Ma chère amie, je t’écris cette confidence inavouable, le cœur encore battant. Hier soir, j’ai trompé Glenn. Encore. L’épouse parfaite en journée, la salope en chaleur la nuit. J’adore ça, ce risque qui me fait mouiller rien qu’à y penser.

‘Chéri, je sors prendre le thé avec Constance, on papote boulot.’ C’est l’alibi parfait. Il embrasse ma joue, confiant. Dans la voiture, j’hésite… deux secondes. J’ôte mon alliance, la glisse dans mon sac. Le métal froid quitte mon doigt, un frisson coupable me parcourt. Parking boueux de l’Extase. Soirée fluo. Je paie, bracelet néon au poignet, musique qui pulse déjà dans mes veines.

Le mensonge à mon mari et l’arrivée au club fluo

Ambiance électrique. Corps qui se frôlent, odeurs de sueur et de parfum cheap. Je danse seule, hanches ondulantes, jupe courte qui remonte. Un regard. Lui. Cheveux grisonnants, yeux bleus derrière lunettes. Sourire carnassier. Il s’approche. ‘T’es seule ?’ Sa voix rauque couvre la techno. ‘Oui… et j’ai envie.’ Je mens pas.

Direction hammam. Vapeur épaisse, air brûlant qui colle à la peau. On s’assoit. Silence lourd. Sa main effleure ma cuisse. Je sursaute. ‘T’as un mari ?’ chuchote-t-il. ‘Et alors ?’ Ma chatte palpite déjà. Il bande dur sous la serviette. Je tâtonne. Putain, énorme. Circonférence de ouf, veines saillantes. Odeur musquée, masculine. Je le saisis. Chaud, pulsant dans ma paume.

Je m’agenouille. Carrelage scaldant sous mes genoux. Gland violacé devant mes lèvres. Je l’engloutis. Goût salé, pré-sperme. Il grogne : ‘Suce bien, salope.’ Je pompe avidement, bave qui coule. Ses mains sur ma nuque, il baise ma bouche. Bruits de succion obscènes dans la vapeur. Madeleine ouvre la porte, regard noir. ‘Pas ici !’ On sort, essoufflés, rires nerveux.

La baise sauvage avec l’inconnu : hammam, porno et extase interdite

Étage, salle porno. Canapé sombre, écrans qui crachent des trios hardcore. On s’installe. Film : deux mecs sur une meuf. Lui me caresse. Doigts sur mes seins, tétons durs comme cailloux. ‘T’es trempée.’ Il plonge dedans. Mouille qui gicle. Je gémis. ‘Baise-moi.’ Il me retourne en levrette. Fesses offertes. Son gland cogne mon entrée. Lentement… il pousse. Étirement brûlant. ‘Putain, t’es large pour ton mari, hein ?’

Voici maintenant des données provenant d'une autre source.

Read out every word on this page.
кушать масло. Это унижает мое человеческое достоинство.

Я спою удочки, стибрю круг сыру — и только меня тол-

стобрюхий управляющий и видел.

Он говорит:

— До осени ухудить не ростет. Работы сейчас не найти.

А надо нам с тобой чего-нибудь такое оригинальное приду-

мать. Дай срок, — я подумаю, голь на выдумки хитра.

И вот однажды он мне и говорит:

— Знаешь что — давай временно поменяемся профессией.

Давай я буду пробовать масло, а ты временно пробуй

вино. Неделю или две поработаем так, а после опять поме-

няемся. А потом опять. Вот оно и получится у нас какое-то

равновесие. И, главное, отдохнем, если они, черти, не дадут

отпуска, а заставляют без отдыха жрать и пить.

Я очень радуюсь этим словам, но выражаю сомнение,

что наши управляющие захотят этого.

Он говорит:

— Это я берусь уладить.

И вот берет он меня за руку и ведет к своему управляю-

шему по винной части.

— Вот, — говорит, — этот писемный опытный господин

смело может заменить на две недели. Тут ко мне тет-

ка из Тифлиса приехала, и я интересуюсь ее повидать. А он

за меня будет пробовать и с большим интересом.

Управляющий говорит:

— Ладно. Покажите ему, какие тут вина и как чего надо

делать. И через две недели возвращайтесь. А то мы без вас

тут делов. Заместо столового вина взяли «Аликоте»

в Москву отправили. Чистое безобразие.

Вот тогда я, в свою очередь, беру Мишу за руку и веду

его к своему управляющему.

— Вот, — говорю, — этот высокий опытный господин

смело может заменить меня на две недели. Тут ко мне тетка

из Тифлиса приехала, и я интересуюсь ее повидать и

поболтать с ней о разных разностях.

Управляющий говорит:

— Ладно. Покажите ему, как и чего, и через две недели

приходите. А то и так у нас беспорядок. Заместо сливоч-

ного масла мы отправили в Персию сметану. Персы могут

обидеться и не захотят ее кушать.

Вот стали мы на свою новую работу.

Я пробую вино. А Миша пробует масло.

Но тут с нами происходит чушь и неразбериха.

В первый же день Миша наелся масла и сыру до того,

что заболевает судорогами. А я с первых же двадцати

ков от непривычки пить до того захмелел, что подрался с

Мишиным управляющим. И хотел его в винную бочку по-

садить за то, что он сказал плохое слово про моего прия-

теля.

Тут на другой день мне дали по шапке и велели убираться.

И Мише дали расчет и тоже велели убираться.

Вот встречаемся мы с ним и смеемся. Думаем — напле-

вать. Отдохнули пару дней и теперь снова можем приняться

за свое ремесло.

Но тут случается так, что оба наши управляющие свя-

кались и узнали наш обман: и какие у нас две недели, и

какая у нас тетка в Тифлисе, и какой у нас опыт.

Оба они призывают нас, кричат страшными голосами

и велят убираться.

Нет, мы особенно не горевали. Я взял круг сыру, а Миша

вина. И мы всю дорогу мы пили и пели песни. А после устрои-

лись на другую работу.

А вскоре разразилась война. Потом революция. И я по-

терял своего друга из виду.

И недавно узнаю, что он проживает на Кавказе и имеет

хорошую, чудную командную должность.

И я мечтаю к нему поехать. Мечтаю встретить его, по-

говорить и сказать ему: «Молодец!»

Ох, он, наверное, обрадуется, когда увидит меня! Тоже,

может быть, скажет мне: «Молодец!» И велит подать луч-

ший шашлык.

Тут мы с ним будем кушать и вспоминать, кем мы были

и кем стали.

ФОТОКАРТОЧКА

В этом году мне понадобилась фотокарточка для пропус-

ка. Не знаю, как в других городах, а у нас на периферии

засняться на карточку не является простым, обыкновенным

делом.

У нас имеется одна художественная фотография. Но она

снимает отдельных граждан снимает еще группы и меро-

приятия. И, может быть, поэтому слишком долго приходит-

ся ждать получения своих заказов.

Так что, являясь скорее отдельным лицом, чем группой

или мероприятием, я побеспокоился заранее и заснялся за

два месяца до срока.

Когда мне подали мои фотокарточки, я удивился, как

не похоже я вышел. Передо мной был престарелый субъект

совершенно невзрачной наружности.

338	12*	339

Va-et-vient bestiaux. Claques de peaux moites. Sueur qui perle, odeur de sexe cru. Il empoigne mes hanches, marquant la chair. ‘Ton cul est à moi ce soir.’ Je cambre, pousse en arrière. Son majeur sur mon anus, tournoie. ‘Pas là !’ Mais j’hésite… envie. Téléphone vibre dans mon sac. Glenn ? Cœur qui s’emballe. J’ignore. Plaisir monte, parois qui se contractent.

Il accélère. ‘Je vais jouir, salope.’ Je jouis avant, spasmes violents, cri étouffé. Il explose dedans. Chaud, épais, qui gicle au fond. On s’effondre. Baisers humides, haleine tabac. ‘T’es une vraie chienne adultère.’ Je souris, fière.

Retour. Remets l’alliance, miroir : rougeurs sur cou, odeur de lui sur peau. Maison. Glenn dort. Je me glisse au lit, chatte encore pleine de sperme inconnu. Demain, sourires complices au petit-déj. Mon secret pulse entre mes cuisses. J’en veux encore.